Naht im Spiel also gar das Ende des Autors? Wenn ich mit meinen Sims oder meiner Corporation in "EVE Online" ebenso spannende Geschichten erleben kann wie in linearen Spielen, die von Autoren traditionell geschrieben werden, und diese Geschichten dann auch noch einzigartig und tatsächlich interaktiv sind - wozu brauche ich dann eigentlich noch einen Autor?

Die Stagconf eine eintägige Konferenz zum Thema "Innovative storytelling in computer games", findet am Dienstag, 27.9. im Naturhistorischen Museum statt.

Zur Beruhigung: Es dürfte noch dauern, bis auf Autoren im klassischen Sinne verzichtet werden kann. Gut erzählte, von Menschen erdachte Geschichten schlagen nach wie vor prozedural generierte Ereignisse um Längen - Geschichtenerzählen ist immerhin eine große Kunst, die Formeln und Algorithmen noch lange nicht so gut beherrschen werden wie der Mensch - wenn dies überhaupt jemals erreicht werden kann. Vermutlich finden sich noch interessante Zwischenschritte, die Games-Designer und Autoren zu innovativen Formen interaktiven Storytellings führen werden.

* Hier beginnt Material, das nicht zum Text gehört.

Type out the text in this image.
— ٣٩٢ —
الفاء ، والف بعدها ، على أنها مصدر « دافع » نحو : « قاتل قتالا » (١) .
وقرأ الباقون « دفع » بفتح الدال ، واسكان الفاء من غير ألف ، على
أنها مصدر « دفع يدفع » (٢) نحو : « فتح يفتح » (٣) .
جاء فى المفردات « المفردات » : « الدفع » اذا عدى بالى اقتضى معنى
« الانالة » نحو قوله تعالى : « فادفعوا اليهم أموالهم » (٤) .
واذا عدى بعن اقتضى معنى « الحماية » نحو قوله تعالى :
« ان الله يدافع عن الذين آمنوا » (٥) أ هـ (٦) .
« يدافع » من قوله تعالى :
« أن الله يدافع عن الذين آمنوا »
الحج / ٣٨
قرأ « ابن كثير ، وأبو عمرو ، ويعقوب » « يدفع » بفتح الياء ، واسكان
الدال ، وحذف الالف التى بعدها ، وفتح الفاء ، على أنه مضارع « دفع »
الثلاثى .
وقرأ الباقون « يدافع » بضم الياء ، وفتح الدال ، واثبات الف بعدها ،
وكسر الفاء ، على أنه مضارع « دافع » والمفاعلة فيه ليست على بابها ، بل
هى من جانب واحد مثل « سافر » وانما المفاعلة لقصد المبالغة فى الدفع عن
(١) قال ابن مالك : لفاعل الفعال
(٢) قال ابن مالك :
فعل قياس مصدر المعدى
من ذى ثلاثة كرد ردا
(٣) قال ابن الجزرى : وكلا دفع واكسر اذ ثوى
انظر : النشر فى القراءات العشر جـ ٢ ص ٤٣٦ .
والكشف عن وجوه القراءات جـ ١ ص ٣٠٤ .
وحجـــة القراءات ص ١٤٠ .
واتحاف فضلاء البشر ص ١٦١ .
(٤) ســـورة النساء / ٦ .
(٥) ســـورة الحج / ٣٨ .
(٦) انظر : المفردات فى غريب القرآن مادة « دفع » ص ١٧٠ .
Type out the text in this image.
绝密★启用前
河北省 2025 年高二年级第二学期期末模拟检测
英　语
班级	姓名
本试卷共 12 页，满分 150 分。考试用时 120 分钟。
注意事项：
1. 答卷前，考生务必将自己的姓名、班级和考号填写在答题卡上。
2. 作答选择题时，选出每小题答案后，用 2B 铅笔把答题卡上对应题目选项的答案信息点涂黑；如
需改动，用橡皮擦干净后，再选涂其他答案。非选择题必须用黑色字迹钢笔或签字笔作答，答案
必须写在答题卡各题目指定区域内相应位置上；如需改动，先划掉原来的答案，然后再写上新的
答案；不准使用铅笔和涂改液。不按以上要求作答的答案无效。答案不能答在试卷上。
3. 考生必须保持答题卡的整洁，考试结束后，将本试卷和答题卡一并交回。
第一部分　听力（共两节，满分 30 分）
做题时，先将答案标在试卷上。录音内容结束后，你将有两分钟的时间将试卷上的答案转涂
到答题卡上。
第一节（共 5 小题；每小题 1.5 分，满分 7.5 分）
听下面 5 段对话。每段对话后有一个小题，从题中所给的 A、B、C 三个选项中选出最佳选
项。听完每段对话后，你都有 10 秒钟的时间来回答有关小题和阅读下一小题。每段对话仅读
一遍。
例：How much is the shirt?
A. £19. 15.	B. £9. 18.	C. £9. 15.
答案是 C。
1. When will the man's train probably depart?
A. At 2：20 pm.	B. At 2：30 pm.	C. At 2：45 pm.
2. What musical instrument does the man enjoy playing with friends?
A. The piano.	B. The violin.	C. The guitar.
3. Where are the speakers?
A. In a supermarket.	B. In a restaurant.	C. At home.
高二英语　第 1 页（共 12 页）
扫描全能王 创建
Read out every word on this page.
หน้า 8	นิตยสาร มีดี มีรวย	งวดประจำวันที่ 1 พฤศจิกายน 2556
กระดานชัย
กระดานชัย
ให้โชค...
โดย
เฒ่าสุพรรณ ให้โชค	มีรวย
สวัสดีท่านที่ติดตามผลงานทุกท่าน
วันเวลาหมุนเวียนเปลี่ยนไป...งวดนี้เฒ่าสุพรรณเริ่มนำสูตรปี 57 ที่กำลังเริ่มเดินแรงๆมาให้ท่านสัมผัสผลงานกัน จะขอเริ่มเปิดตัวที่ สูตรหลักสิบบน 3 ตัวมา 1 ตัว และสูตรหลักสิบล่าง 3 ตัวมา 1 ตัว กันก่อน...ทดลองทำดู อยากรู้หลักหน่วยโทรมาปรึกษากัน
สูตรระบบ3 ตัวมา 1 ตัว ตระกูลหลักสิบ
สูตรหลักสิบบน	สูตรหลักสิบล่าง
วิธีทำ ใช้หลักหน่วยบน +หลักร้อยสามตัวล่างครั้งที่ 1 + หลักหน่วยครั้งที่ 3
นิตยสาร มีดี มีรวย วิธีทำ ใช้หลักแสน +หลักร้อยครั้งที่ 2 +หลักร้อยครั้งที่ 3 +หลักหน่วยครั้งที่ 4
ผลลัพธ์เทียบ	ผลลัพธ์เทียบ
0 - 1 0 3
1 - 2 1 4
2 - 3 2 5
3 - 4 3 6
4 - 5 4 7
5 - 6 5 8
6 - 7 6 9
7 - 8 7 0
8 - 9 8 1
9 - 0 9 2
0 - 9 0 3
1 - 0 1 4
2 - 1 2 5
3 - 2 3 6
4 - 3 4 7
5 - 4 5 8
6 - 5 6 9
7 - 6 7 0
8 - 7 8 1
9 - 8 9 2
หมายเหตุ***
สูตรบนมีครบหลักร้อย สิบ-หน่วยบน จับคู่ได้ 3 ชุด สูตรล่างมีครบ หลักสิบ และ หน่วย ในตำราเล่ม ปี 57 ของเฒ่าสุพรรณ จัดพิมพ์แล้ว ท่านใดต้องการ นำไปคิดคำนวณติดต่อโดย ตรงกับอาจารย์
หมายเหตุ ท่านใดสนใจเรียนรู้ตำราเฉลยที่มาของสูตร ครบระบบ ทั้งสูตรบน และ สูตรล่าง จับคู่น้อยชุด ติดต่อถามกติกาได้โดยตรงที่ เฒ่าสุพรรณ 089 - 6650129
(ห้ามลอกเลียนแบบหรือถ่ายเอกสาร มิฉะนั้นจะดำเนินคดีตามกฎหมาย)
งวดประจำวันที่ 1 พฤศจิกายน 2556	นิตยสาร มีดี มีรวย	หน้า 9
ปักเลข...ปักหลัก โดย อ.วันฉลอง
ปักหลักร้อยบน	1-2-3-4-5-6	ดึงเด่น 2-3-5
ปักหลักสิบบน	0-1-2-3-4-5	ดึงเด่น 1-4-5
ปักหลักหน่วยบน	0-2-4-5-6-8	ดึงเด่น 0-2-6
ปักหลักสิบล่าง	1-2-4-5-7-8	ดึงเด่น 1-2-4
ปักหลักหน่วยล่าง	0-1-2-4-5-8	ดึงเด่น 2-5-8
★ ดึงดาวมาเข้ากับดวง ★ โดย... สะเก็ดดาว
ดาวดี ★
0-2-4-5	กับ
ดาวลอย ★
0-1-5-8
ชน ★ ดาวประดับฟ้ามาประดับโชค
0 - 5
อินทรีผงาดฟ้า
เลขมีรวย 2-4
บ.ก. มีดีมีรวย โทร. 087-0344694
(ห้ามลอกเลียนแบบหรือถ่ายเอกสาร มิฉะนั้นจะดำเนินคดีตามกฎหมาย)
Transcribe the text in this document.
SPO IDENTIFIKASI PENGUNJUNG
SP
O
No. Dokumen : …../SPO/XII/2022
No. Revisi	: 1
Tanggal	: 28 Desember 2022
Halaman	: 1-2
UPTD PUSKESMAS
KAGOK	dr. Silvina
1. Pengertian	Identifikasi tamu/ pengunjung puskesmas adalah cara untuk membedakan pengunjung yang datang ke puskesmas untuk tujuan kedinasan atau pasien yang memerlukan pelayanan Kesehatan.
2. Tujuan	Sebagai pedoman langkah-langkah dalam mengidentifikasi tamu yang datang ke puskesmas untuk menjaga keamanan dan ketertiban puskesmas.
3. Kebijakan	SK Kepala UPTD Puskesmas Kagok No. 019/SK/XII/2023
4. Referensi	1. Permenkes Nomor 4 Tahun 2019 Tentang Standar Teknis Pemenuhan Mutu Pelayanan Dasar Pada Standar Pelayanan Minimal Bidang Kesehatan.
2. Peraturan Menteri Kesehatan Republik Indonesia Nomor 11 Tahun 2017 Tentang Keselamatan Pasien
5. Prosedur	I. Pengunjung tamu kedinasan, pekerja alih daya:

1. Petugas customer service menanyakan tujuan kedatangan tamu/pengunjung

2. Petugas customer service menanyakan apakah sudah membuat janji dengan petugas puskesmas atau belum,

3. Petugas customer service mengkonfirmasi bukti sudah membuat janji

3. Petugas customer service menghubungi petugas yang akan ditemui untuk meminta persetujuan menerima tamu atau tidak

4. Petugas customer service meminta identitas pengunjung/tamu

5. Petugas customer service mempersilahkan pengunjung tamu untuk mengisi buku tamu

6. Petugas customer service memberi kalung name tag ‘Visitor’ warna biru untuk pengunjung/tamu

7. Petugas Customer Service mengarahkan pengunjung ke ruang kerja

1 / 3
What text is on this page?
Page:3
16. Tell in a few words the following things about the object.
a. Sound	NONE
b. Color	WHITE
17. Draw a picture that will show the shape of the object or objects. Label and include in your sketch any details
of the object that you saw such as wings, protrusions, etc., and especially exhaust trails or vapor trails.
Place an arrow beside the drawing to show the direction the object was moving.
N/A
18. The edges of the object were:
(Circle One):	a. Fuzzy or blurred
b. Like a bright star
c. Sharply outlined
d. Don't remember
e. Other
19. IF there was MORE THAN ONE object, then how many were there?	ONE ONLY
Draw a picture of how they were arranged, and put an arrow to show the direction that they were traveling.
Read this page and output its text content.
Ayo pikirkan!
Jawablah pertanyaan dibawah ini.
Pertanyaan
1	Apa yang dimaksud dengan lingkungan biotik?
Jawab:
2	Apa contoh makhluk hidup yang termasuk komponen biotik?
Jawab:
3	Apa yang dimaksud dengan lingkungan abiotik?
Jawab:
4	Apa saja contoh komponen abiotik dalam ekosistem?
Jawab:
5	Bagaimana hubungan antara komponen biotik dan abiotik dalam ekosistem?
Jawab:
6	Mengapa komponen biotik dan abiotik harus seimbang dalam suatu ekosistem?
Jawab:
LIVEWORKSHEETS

Die Frage, die sich unmittelbar stellt, ist also nach wie vor eine des Verschmelzens von Ludologie und Narratologie: Erzählen und Interaktion zu verbinden ist die Herausforderung, der sich das Medium wieder und wieder stellen muss. Man darf also gespannt sein, was die geladenen Sprecher am Dienstag bei der stagconf zu diesem Thema zu sagen haben. Platz für Innovation im Storytelling wäre jedenfalls genug.